Nächste Woche soll der Entwurf hinterlegt werden, damit in Artikel 233-4 des Arbeitsgesetzbuchs die Zahl der Urlaubstage von 25 auf 26 Tage erhöht wird. Dabei handelt es sich um das gesetzlich vorgeschriebene Minimum an Ruhetagen. Nutznießer werden folglich die Lohnabhängigen, in deren Betrieb oder Branche kein Tarifvertrag gilt. Beschäftigte, deren Kollektivverträge bereits 26 oder mehr Urlaubstage vorsehen, erhalten keinen zusätzlichen Urlaub. Verfügen sie über Zeitsparkonten, die vorschreiben, dass die gesetzlichen Urlaubstage nicht übertragbar sind, können sie künftig einen Tag weniger übertragen.
Das Gesetz, das in den kommenden Monaten vom Parlament verabschiedet werden soll, soll rückwirkendend zum 1. Januar in Kraft treten. Dadurch soll verhindert werden, dass Unternehmen versuchen, dieses Jahr nur einen halben zusätzlichen Urlaubstag zu gewähren, falls das Gesetz in der Mitte des Jahres in Kraft träte.
Gleichzeitig soll Luxemburg zum europäischen Vorreiter werden, wenn es mit dem gleichen Gesetz den 9. Mai zum gesetzlichen Feiertag, der „Journée de l’Europe“, erklärt.

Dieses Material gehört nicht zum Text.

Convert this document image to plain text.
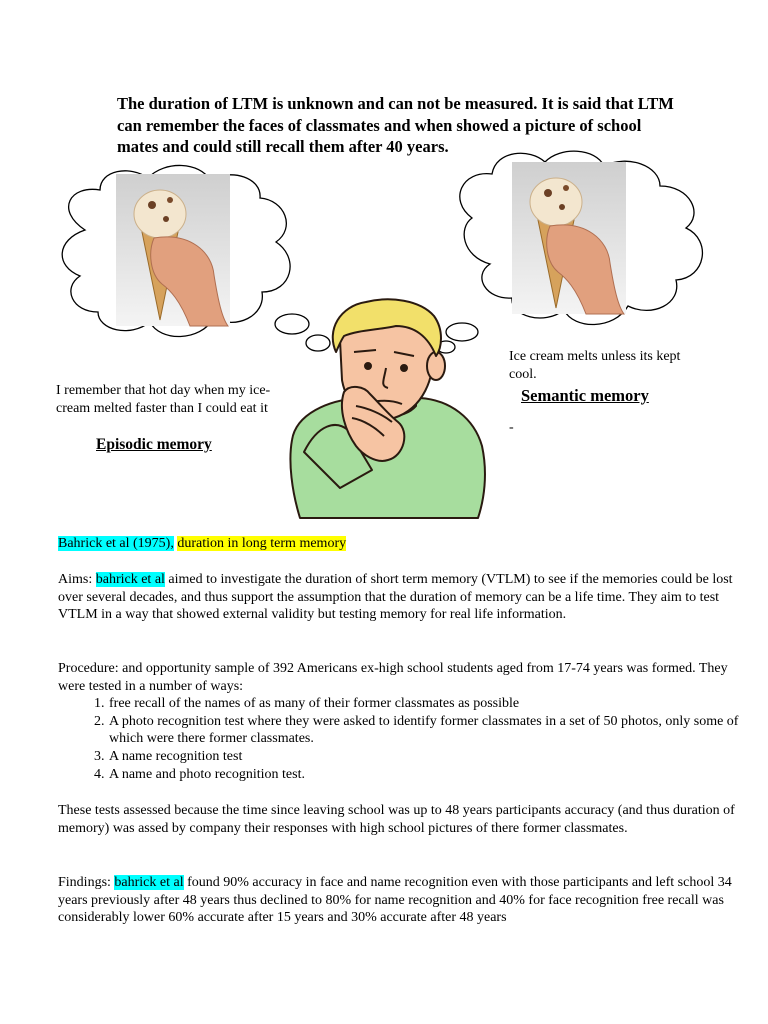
The duration of LTM is unknown and can not be measured. It is said that LTM can remember the faces of classmates and when showed a picture of school mates and could still recall them after 40 years.
I remember that hot day when my ice-cream melted faster than I could eat it
Episodic memory
Ice cream melts unless its kept cool.
Semantic memory
-
Bahrick et al (1975), duration in long term memory
Aims: bahrick et al aimed to investigate the duration of short term memory (VTLM) to see if the memories could be lost over several decades, and thus support the assumption that the duration of memory can be a life time. They aim to test VTLM in a way that showed external validity but testing memory for real life information.
Procedure: and opportunity sample of 392 Americans ex-high school students aged from 17-74 years was formed. They were tested in a number of ways:
1. free recall of the names of as many of their former classmates as possible
2. A photo recognition test where they were asked to identify former classmates in a set of 50 photos, only some of which were there former classmates.
3. A name recognition test
4. A name and photo recognition test.
These tests assessed because the time since leaving school was up to 48 years participants accuracy (and thus duration of memory) was assed by company their responses with high school pictures of there former classmates.
Findings: bahrick et al found 90% accuracy in face and name recognition even with those participants and left school 34 years previously after 48 years thus declined to 80% for name recognition and 40% for face recognition free recall was considerably lower 60% accurate after 15 years and 30% accurate after 48 years
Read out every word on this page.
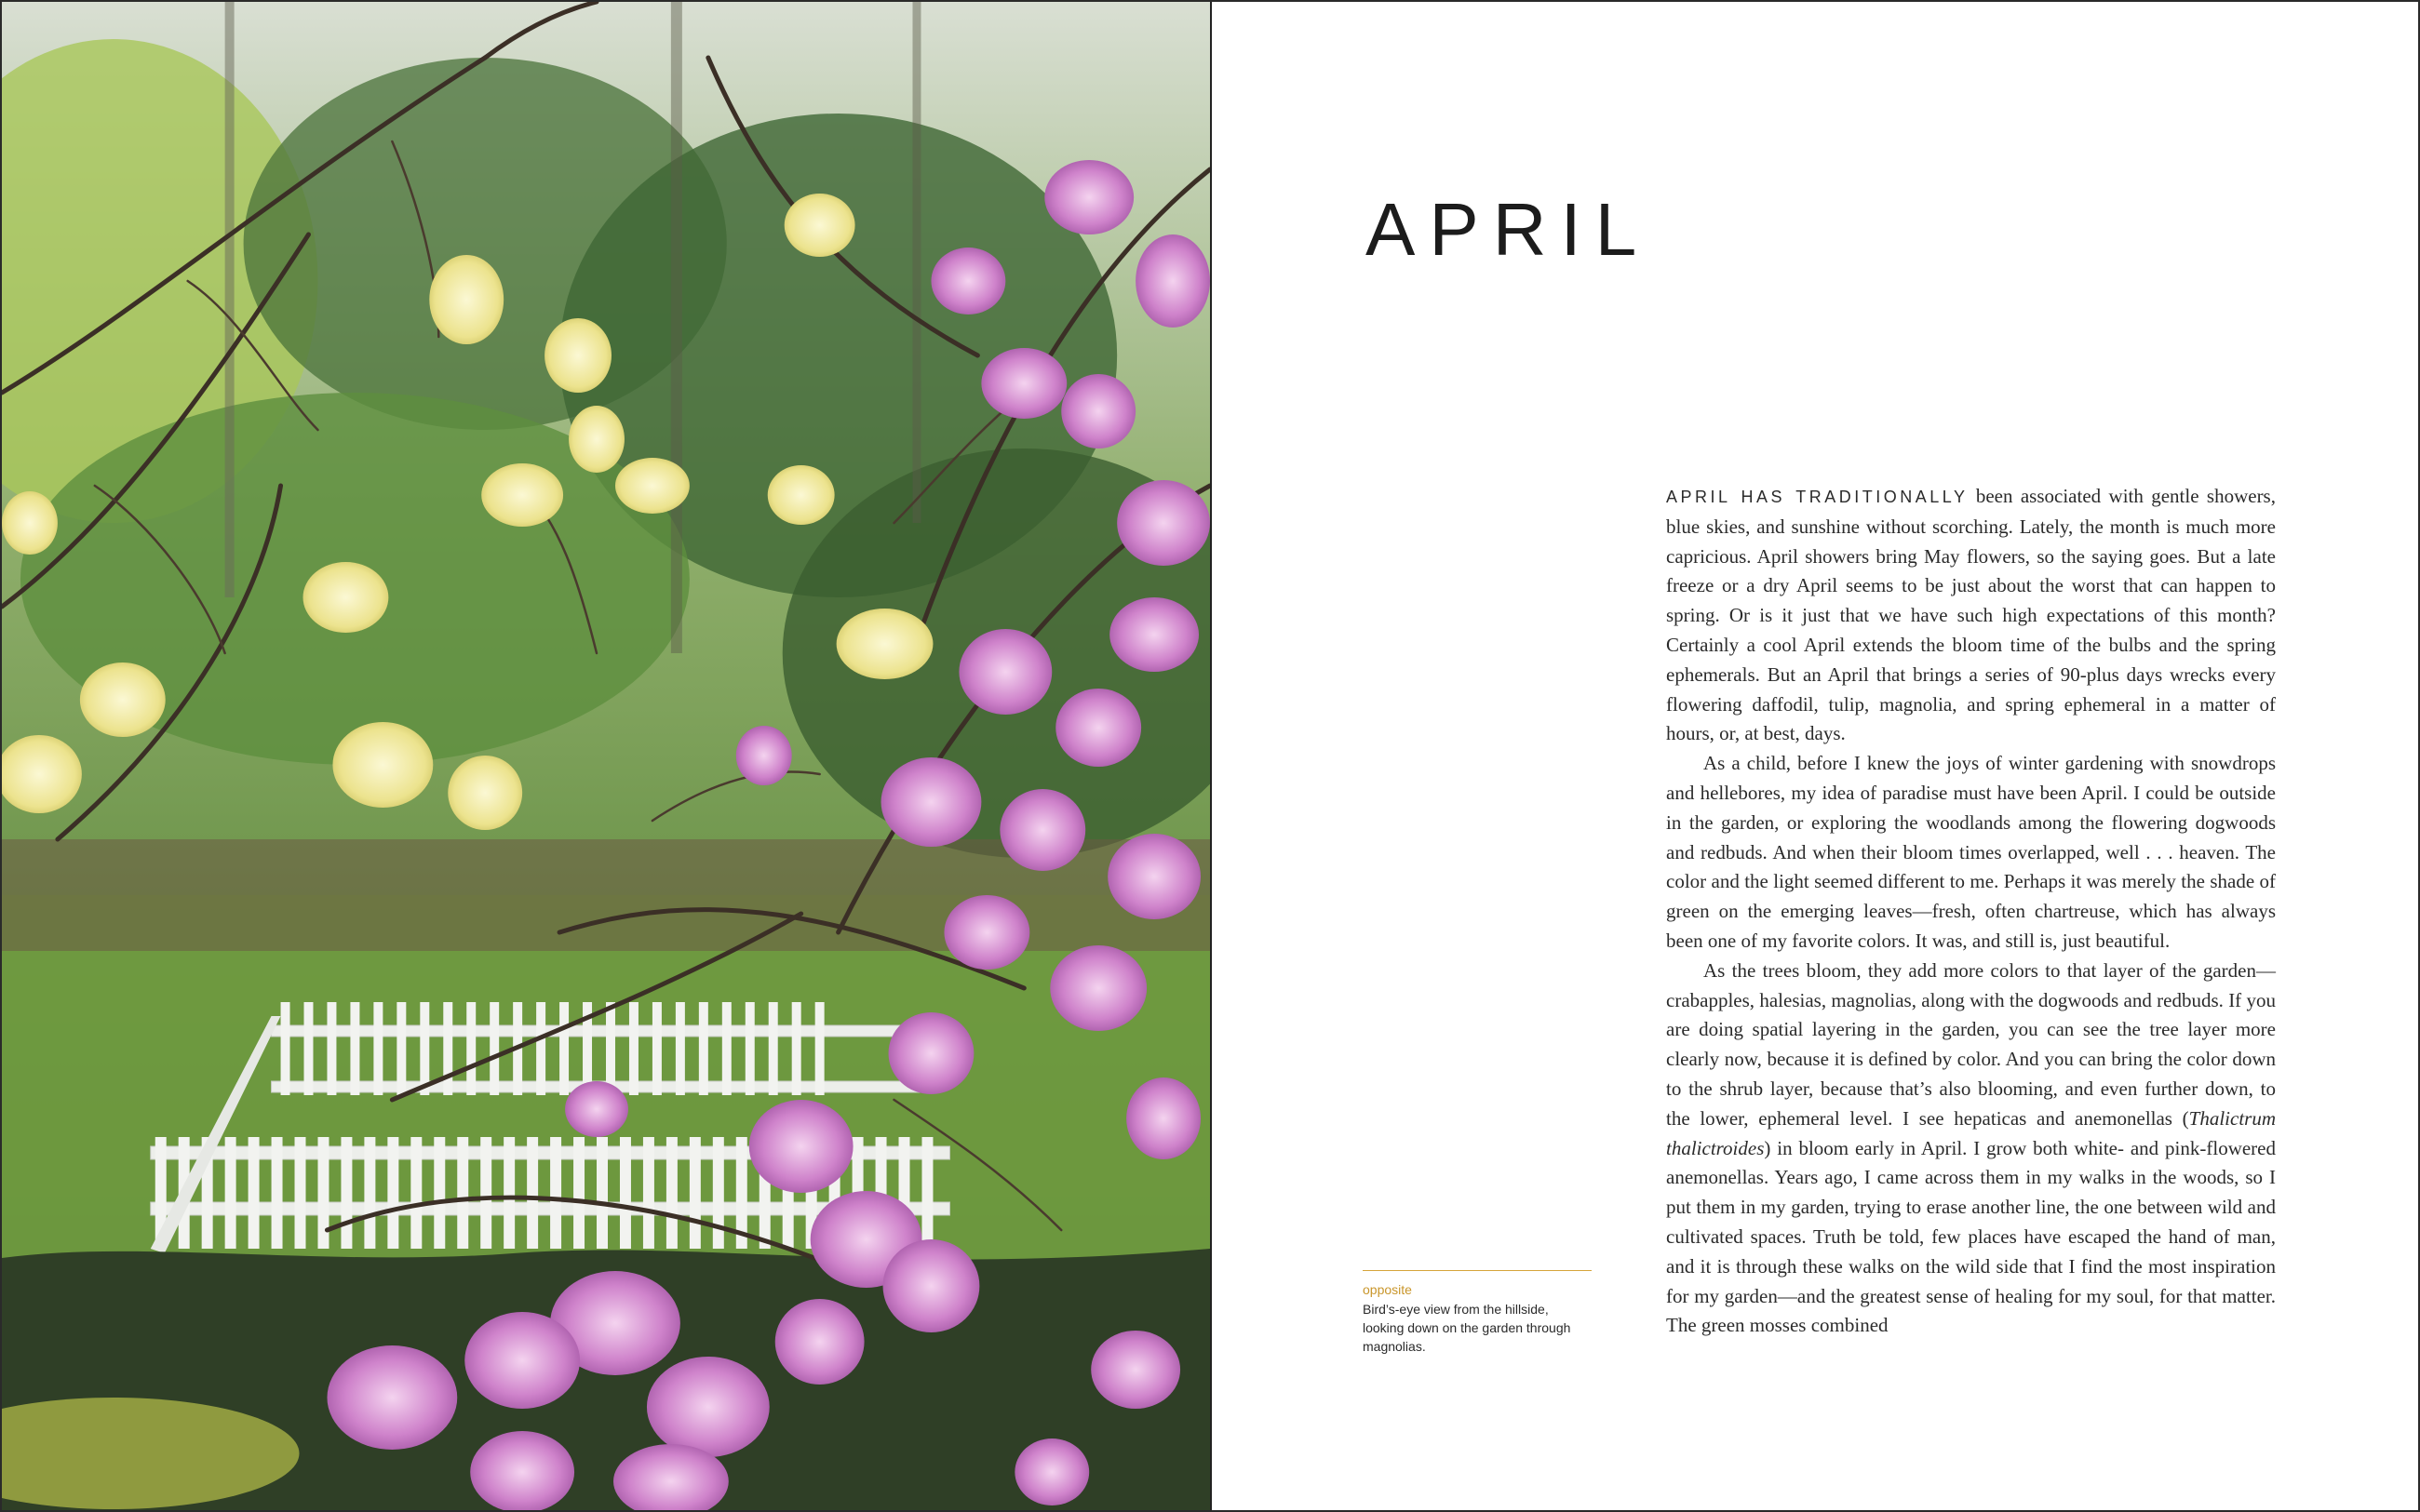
APRIL

APRIL HAS TRADITIONALLY been associated with gentle showers, blue skies, and sunshine without scorching. Lately, the month is much more capricious. April showers bring May flowers, so the saying goes. But a late freeze or a dry April seems to be just about the worst that can happen to spring. Or is it just that we have such high expectations of this month? Certainly a cool April extends the bloom time of the bulbs and the spring ephemerals. But an April that brings a series of 90-plus days wrecks every flowering daffodil, tulip, magnolia, and spring ephemeral in a matter of hours, or, at best, days.

As a child, before I knew the joys of winter gardening with snowdrops and hellebores, my idea of paradise must have been April. I could be outside in the garden, or exploring the woodlands among the flowering dogwoods and redbuds. And when their bloom times overlapped, well . . . heaven. The color and the light seemed different to me. Perhaps it was merely the shade of green on the emerging leaves—fresh, often chartreuse, which has always been one of my favorite colors. It was, and still is, just beautiful.

As the trees bloom, they add more colors to that layer of the garden—crabapples, halesias, magnolias, along with the dogwoods and redbuds. If you are doing spatial layering in the garden, you can see the tree layer more clearly now, because it is defined by color. And you can bring the color down to the shrub layer, because that’s also blooming, and even further down, to the lower, ephemeral level. I see hepaticas and anemonellas (Thalictrum thalictroides) in bloom early in April. I grow both white- and pink-flowered anemonellas. Years ago, I came across them in my walks in the woods, so I put them in my garden, trying to erase another line, the one between wild and cultivated spaces. Truth be told, few places have escaped the hand of man, and it is through these walks on the wild side that I find the most inspiration for my garden—and the greatest sense of healing for my soul, for that matter. The green mosses combined

opposite
Bird’s-eye view from the hillside, looking down on the garden through magnolias.
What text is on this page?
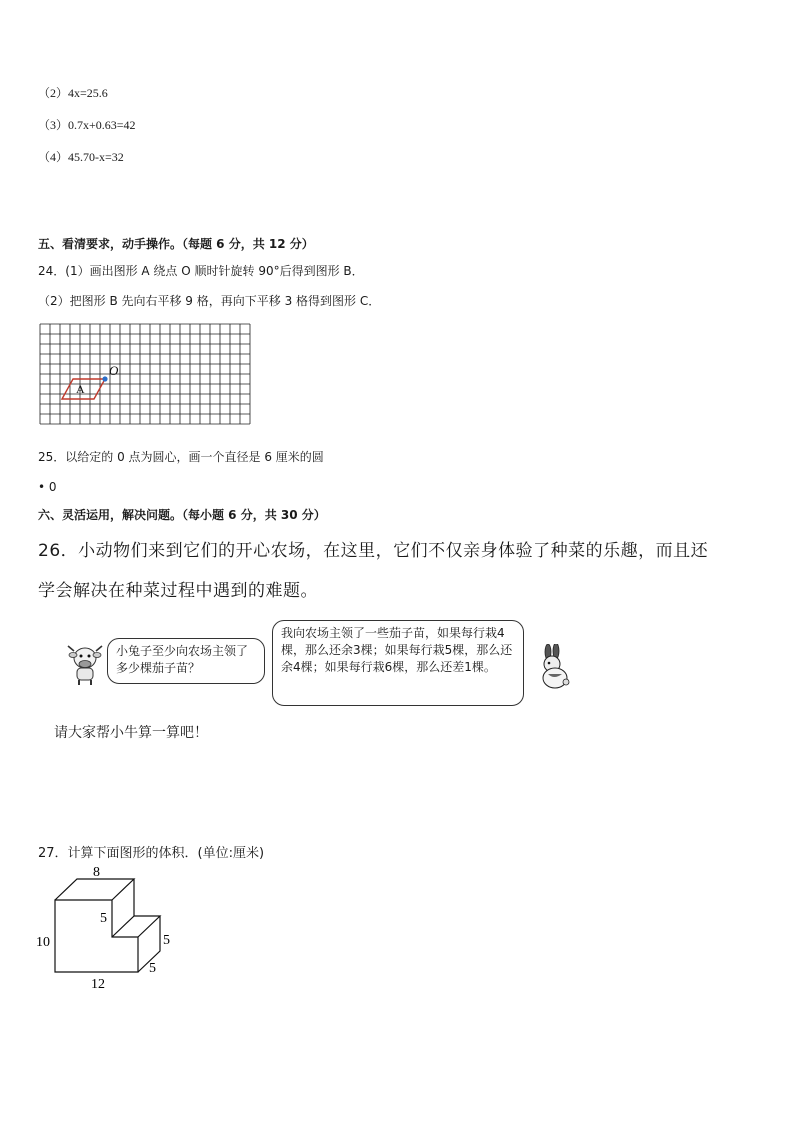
（2）4x=25.6
（3）0.7x+0.63=42
（4）45.70-x=32
五、看清要求，动手操作。（每题 6 分，共 12 分）
24．(1）画出图形 A 绕点 O 顺时针旋转 90°后得到图形 B．
（2）把图形 B 先向右平移 9 格，再向下平移 3 格得到图形 C．
A
O
25．以给定的 0 点为圆心，画一个直径是 6 厘米的圆
• 0
六、灵活运用，解决问题。（每小题 6 分，共 30 分）
26．小动物们来到它们的开心农场，在这里，它们不仅亲身体验了种菜的乐趣，而且还
学会解决在种菜过程中遇到的难题。
小兔子至少向农场主领了多少棵茄子苗？
我向农场主领了一些茄子苗，如果每行栽4棵，那么还余3棵；如果每行栽5棵，那么还余4棵；如果每行栽6棵，那么还差1棵。
请大家帮小牛算一算吧！
27．计算下面图形的体积．(单位:厘米)
8
5
10	5
5
12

Am 9. Mai 1950 hatte der französische Außenminister Robert Schuman zur Eindämmung des deutschen Militarismus aufgerufen, „[de] placer l’ensemble de la production franco-allemande du charbon et d’acier sous une Haute Autorité commune“, der späteren Ceca, was als Geburtsstunde der Europäischen Union angesehen wird.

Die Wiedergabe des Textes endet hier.